Paul Vacca
“Les théoriciens de la Terre plate se répandent tout autour du globe”
Il était une fois Benedict Redgrove, un photographe américain. Né en 1969, fasciné depuis sa plus tendre enfance par la conquête spatiale, il raconte que son premier souvenir date du jour où il a suivi les premiers pas sur la Lune à la télévision depuis son landau.
Il y a quelques années, lui vient l’envie de réunir dans un livre des photos d’objets liés aux voyages spatiaux de la Nasa : tenues, capsules, gants, casques ou même tampons en caoutchouc pour imprimer les noms des astronautes sur leur combinaison… Son ambition : transmettre l’esthétique si particulière de ces icônes du rêve spatial américain.
Un rêve qui se heurte vite à la réalité terrestre. Obtenir les autorisations de la Nasa lui prend cinq ans et les contraintes logistiques liées aux prises de vue s’accumulent grevant son devis bien au-delà de son budget. Il monte alors un compte de financement participatif via Kickstarter, une plateforme de crowdfunding pour une somme de 189.277 dollars. Une plateforme qui fonctionne au ” tout ou rien ” – soit vous obtenez la somme demandée, soit rien – pour éviter que les donateurs soient lésés lorsqu’un projet n’est pas financé à 100%.
Et comme c’est devenu très courant, pour soutenir sa campagne de financement, Redgrove s’achète quelques messages sur Facebook. Il découvre à cette occasion le système publicitaire du réseau social. La possibilité de choisir son audience en déterminant ceux qu’il souhaite toucher – sa cible, jusque-là c’est comme pour un média traditionnel. Mais aussi, ceux à qui il ne veut pas exposer ses annonces : ceux susceptibles de troller sa page avec des messages de haine.
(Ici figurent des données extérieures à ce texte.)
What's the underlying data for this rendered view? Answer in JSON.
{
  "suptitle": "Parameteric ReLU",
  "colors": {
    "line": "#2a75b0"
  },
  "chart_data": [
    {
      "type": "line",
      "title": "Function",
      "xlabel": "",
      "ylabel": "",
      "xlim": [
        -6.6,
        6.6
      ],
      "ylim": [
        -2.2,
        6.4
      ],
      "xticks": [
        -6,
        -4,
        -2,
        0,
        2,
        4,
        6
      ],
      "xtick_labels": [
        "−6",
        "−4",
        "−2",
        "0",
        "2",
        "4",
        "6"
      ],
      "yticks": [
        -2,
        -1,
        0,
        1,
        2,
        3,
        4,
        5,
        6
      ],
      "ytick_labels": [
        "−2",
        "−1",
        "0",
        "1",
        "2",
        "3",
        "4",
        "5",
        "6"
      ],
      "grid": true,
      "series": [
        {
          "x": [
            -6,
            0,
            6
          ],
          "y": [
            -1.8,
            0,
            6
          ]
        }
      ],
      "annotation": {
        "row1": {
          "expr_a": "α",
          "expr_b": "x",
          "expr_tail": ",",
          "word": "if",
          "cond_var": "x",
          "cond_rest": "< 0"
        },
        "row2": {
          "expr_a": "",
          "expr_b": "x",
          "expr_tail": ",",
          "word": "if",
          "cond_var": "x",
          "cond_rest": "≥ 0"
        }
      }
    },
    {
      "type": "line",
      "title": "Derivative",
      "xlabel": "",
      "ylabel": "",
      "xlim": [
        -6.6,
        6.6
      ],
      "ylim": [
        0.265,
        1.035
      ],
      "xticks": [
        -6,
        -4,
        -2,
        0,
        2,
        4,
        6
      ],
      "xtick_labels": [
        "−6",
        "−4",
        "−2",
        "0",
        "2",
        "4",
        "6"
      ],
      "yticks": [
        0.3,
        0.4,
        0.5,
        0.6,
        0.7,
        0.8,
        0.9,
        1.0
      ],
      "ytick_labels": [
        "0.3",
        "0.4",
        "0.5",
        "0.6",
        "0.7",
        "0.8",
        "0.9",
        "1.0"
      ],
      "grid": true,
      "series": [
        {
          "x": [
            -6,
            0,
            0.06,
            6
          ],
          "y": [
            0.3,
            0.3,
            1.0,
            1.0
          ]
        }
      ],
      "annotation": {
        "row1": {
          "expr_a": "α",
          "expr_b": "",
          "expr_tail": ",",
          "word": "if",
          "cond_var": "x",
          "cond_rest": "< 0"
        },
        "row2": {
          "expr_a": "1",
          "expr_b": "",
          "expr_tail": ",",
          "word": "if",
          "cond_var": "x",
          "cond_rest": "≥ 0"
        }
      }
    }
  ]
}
Au premier chef, la mouvance du complot qui nie l’existence des voyages sur la Lune pensant que la Nasa et le gouvernement américain ont monté de toutes pièces cette expédition, mais aussi les nombreux membres actifs de la Flat Earth Company – aussi appelés les ” platistes ” – qui défendent avec le plus grand sérieux du monde que la Terre est plate.
Ses messages sont acceptés et postés par Facebook. Mais dans les heures qui suivent, Redgrove reçoit un message lui indiquant que son annonce a été retirée. L’explication est laconique : ” publicité trompeuse générant de nombreuses réactions négatives “. Il retente 15 ou 20 fois avec toujours le même scénario : le message est validé puis se retrouve invariablement refusé pour les même raisons.
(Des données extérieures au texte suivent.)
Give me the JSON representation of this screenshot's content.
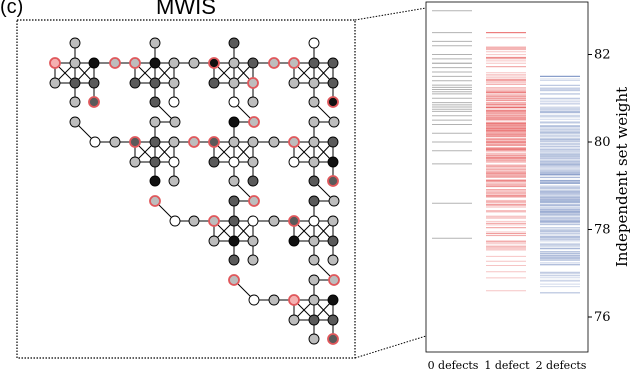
{
  "panel": {
    "label": "(c)",
    "title": "MWIS"
  },
  "colors": {
    "white": "#ffffff",
    "light": "#bdbdbd",
    "dark": "#5a5a5a",
    "black": "#111111",
    "defect_edge": "#e0575b",
    "red_node": "#f4b1b1"
  },
  "chart_data": {
    "type": "strip",
    "ylabel": "Independent set weight",
    "ylim": [
      75.2,
      83.2
    ],
    "yticks": [
      76,
      78,
      80,
      82
    ],
    "categories": [
      "0 defects",
      "1 defect",
      "2 defects"
    ],
    "series": [
      {
        "color": "#aaaaaa",
        "values": [
          83.0,
          82.5,
          82.3,
          82.2,
          82.0,
          81.9,
          81.8,
          81.8,
          81.7,
          81.6,
          81.5,
          81.4,
          81.3,
          81.25,
          81.2,
          81.15,
          81.1,
          81.0,
          80.9,
          80.85,
          80.8,
          80.75,
          80.7,
          80.6,
          80.5,
          80.4,
          80.2,
          80.0,
          79.8,
          79.5,
          78.6,
          77.8
        ]
      },
      {
        "color": "#e55656",
        "dense_range": [
          76.6,
          82.5
        ],
        "dense_center": 79.8
      },
      {
        "color": "#7a93c4",
        "dense_range": [
          75.8,
          81.5
        ],
        "dense_center": 79.0
      }
    ]
  }
}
Redgrove subodore assez vite que c’est l’algorithme de Facebook qui rejette ses annonces, pas un employé. Il cherche à en savoir plus via Facebook mais impossible de joindre quelqu’un. Silence radio. Il comprend alors que les commentaires sous ses messages émanant de platistes ou de négationnistes grippent la machine. Lorsqu’il parvient enfin à contacter Facebook, on lui sort la litanie habituelle, façon Mark Zuckerberg devant les sénateurs américains : une erreur incompréhensible, le système n’est pas encore parfait, cela nécessite de regarder en profondeur, nous allons tout mettre en oeuvre pour essayer de comprendre ce qui s’est passé…
Quelle morale tirer de cette histoire ? Le simple constat déjà que le ciblage (sur)vendu par Facebook n’est pas opérant puisque les platistes ont pu voir en masse l’annonce de Redgrove. Et aussi qu’une annonce factuelle peut être annulée par le seul fait qu’un groupe de personnes se sente offensé et la déclare fausse. Bref, Facebook n’a aucune maîtrise sur les messages même publicitaires sur son réseau.
Dans un sens, c’est rassurant. Cela prouve qu’ils ne sont pas tout- puissants. Mais c’est inquiétant aussi. On remarque une fois encore que la créature de Zuckerberg lui échappe totalement. Un mythe chasse l’autre : Big Brother cède sa place à Frankenstein.
Mais il y a une autre morale plus inattendue. Contre toute attente, le dénigrement des platistes a eu un effet bénéfique pour Redgrove. Celui-ci est le premier à le reconnaître : elle lui a permis d’obtenir une audience inespérée et surtout à mobiliser ses troupes. A son insu, il a pu tester la puissance effective de la polarisation : plus on divise, plus on clive, plus on ” engage ” son propre camp. Et, de fait, les promesses de dons ont afflué lui permettant d’obtenir à quelques jours du compte à rebours son financement total. Sans les attaques des platistes peut-être n’aurait-il obtenu que des likes indifférents et pas d’engagements ? Et nous ne lui aurions certainement pas consacré une tribune aujourd’hui.